Keynote Speaker
Founder of Possibility Sciences; Expert on Breakthrough Change; Former CEO, sparks & honey; Former McKinsey & Co.
When institutions optimize instead of transform, progress quietly stalls. Terry Young challenges leaders to move beyond incrementalism by reframing how organizations decide, invest, and act when old playbooks no longer apply. His talks help audiences unlock bold breakthroughs without chaos, hype, or false certainty.
Terry Young's speaking fee: $25K - $40K
Terry Young works with leaders who sense that their organizations are doing all the right things yet still not moving fast or far enough. As the founder of Possibility Sciences, he challenges the assumptions that keep institutions trapped in incremental progress and introduces new ways to design for breakthrough change.
Rather than predicting the future, Young focuses on why ambition stalls inside organizations and how ideas get lost in the space between vision and execution. Drawing on experience building, advising, and leading innovation platforms, including as former CEO of Sparks & Honey, he brings a clear-eyed lens to decisions around growth, transformation, and long-term relevance.
His talks are designed to unsettle comfortable thinking and replace it with clarity. Audiences leave with shared language, sharper decision frames, and concrete ways to move bold ideas forward without innovation theater or paralysis.
His work has been trusted by Fortune 500 companies, global institutions, and public-sector leaders navigating complex change.
AI is accelerating what organizations can do, but it is also exposing a deeper question: what should humans still decide, create, and be responsible for? In this keynote, Terry Young reframes AI not as a technology problem, but as a design challenge for institutions, leadership, and human potential.
Drawing on Possibility Sciences, Young explores how organizations can move beyond efficiency-driven automation to intentionally design human–AI systems that expand imagination, judgment, and agency rather than replace them. He addresses where AI should accelerate progress, where human discernment must remain central, and how leaders can avoid locking today’s assumptions into tomorrow’s systems.
Audience takeaway:
A clear framework for designing human–AI collaboration that supports breakthrough outcomes while preserving responsibility, creativity, and trust.
Why do so many innovation efforts generate activity but not outcomes?
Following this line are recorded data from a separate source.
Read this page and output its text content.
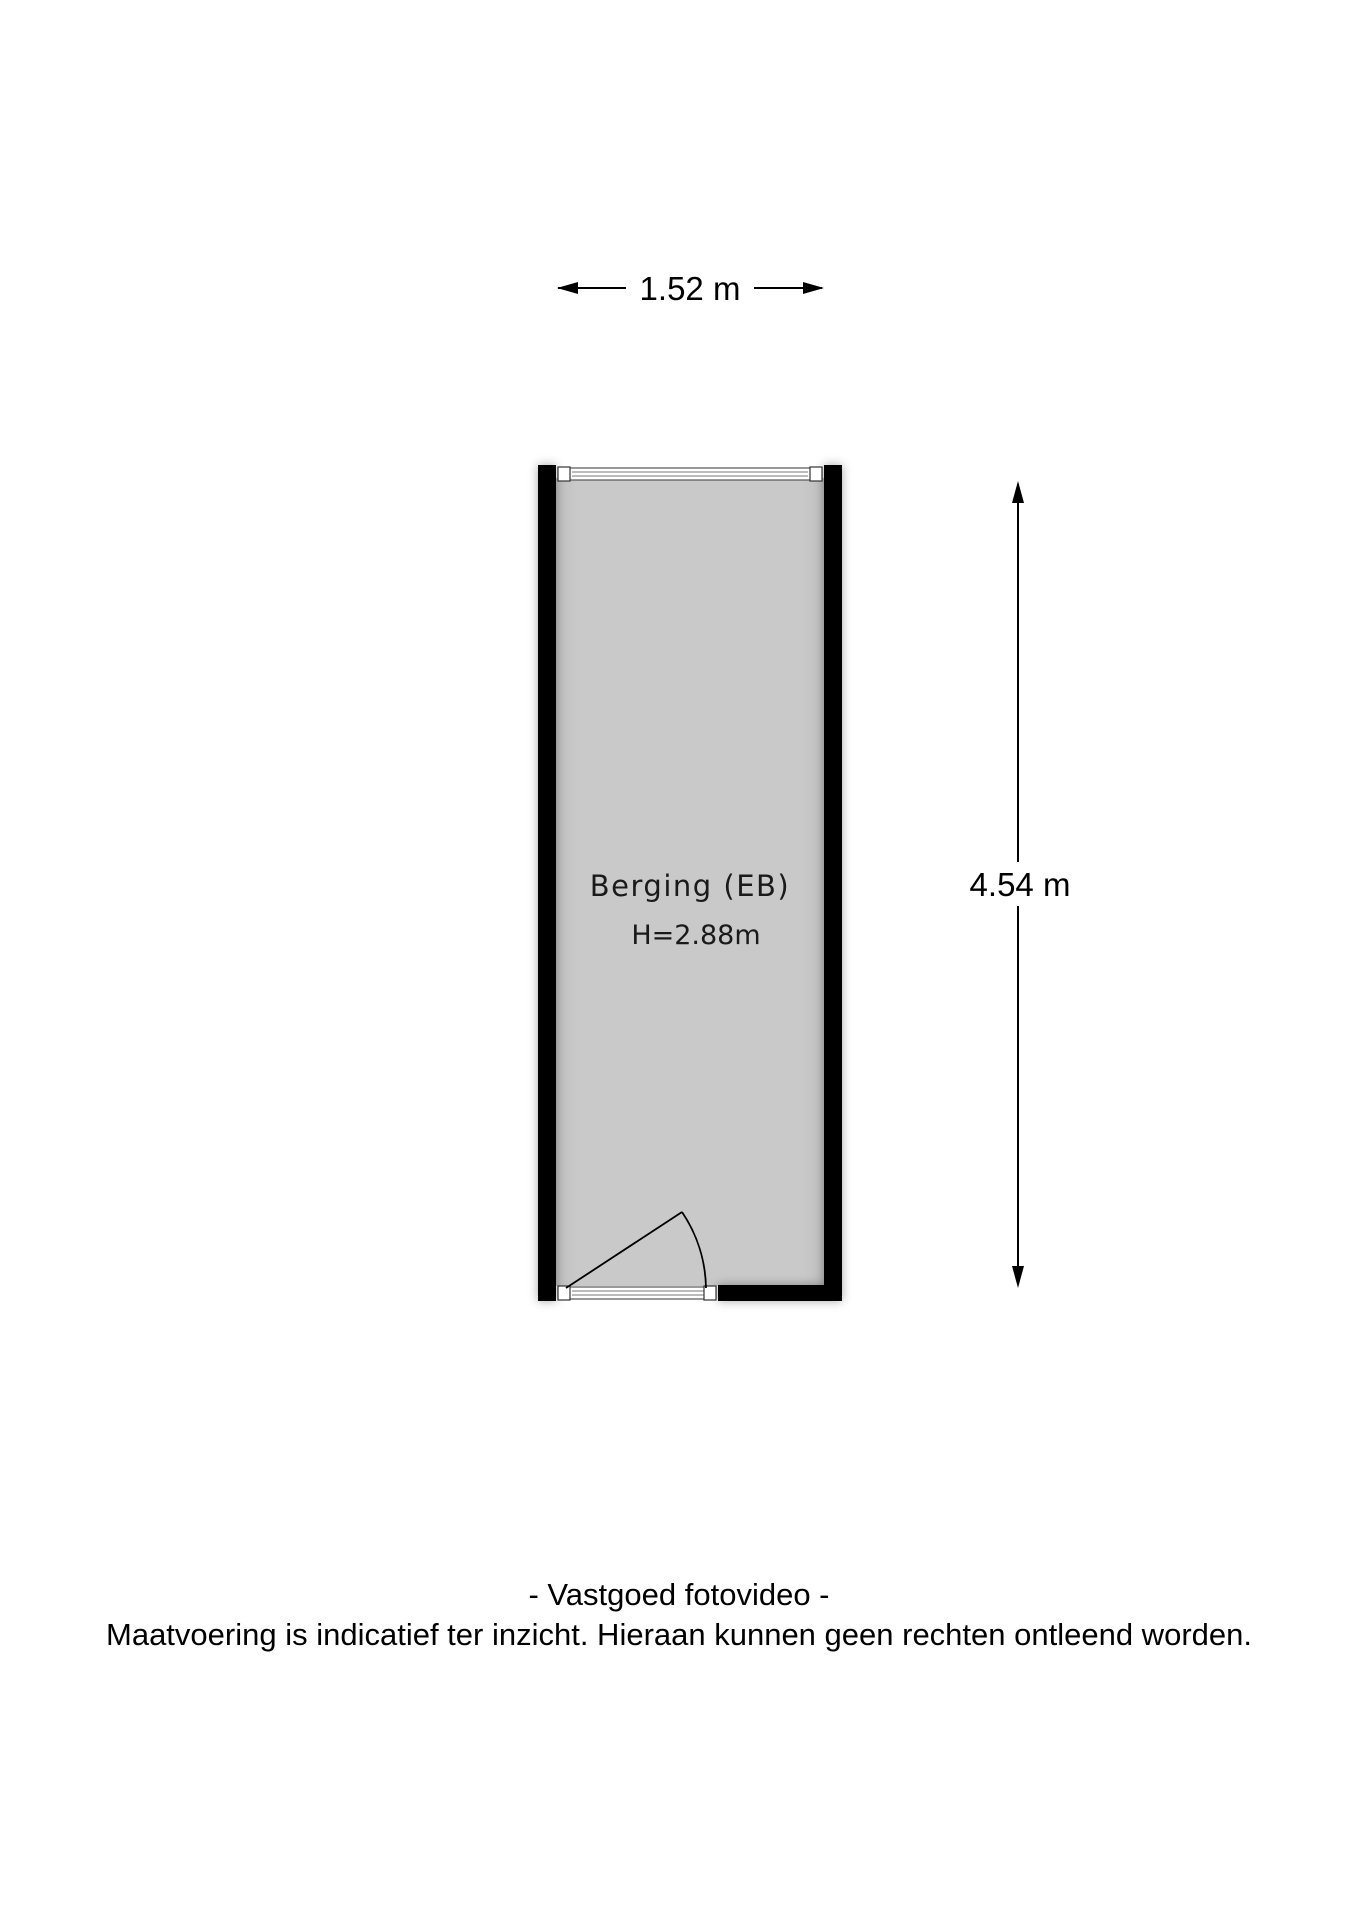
1.52 m
Berging (EB)
H=2.88m
4.54 m
- Vastgoed fotovideo -
Maatvoering is indicatief ter inzicht. Hieraan kunnen geen rechten ontleend worden.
Young exposes the hidden dynamics that keep innovation safely small and offers a new approach for moving ideas from pilot to scale or shutting them down decisively.
Audience takeaway:
Decision clarity around which ideas deserve momentum and which do not.
In uncertain environments, the biggest risk is not bold investment. It is a misdirected investment. In this talk, Young reframes how leaders think about capital, risk, and responsibility, introducing Return on Future as a way to align resources with long-term relevance, resilience, and impact. He challenges the assumption that safe decisions are responsible ones and shows how leaders can distinguish between reckless bets and courageous, well-designed ones.
Audience takeaway:
A clearer way to decide what to build, what to pause, and what to stop when traditional metrics fall short.
Moonshots are often treated as elite, top-down initiatives that are rare, fragile, and disconnected from daily work. This talk challenges that model. Young shows how organizations can design moonshots as participatory systems rather than heroic acts, enabling teams across the organization to contribute, test, and build toward bold outcomes.
Audience takeaway:
A new operating model for pursuing bold goals without relying on a small group of visionaries.
Imagination is celebrated but rarely designed. In this talk, Young reframes imagination as a capability that can be engineered through structures, incentives, language, and decision rules. He shows how organizations can create conditions where new ideas survive contact with reality rather than being filtered out by risk aversion or legacy thinking.
Audience takeaway:
A framework for making imagination durable, scalable, and effective inside organizations.
Most organizations do not fail for lack of vision. They fail in the space between ambition and execution, known as the Possibility Gap. In this keynote, Terry Young introduces a clear framework for identifying where momentum is lost inside institutions. He explores the lost middle, where bold initiatives quietly get watered down, and introduces Possibility Moves, specific shifts leaders can make to reopen pathways to progress without destabilizing the organization.
Audience takeaway:
A diagnostic lens for stalled ambition and a set of moves leaders can use to unlock real change.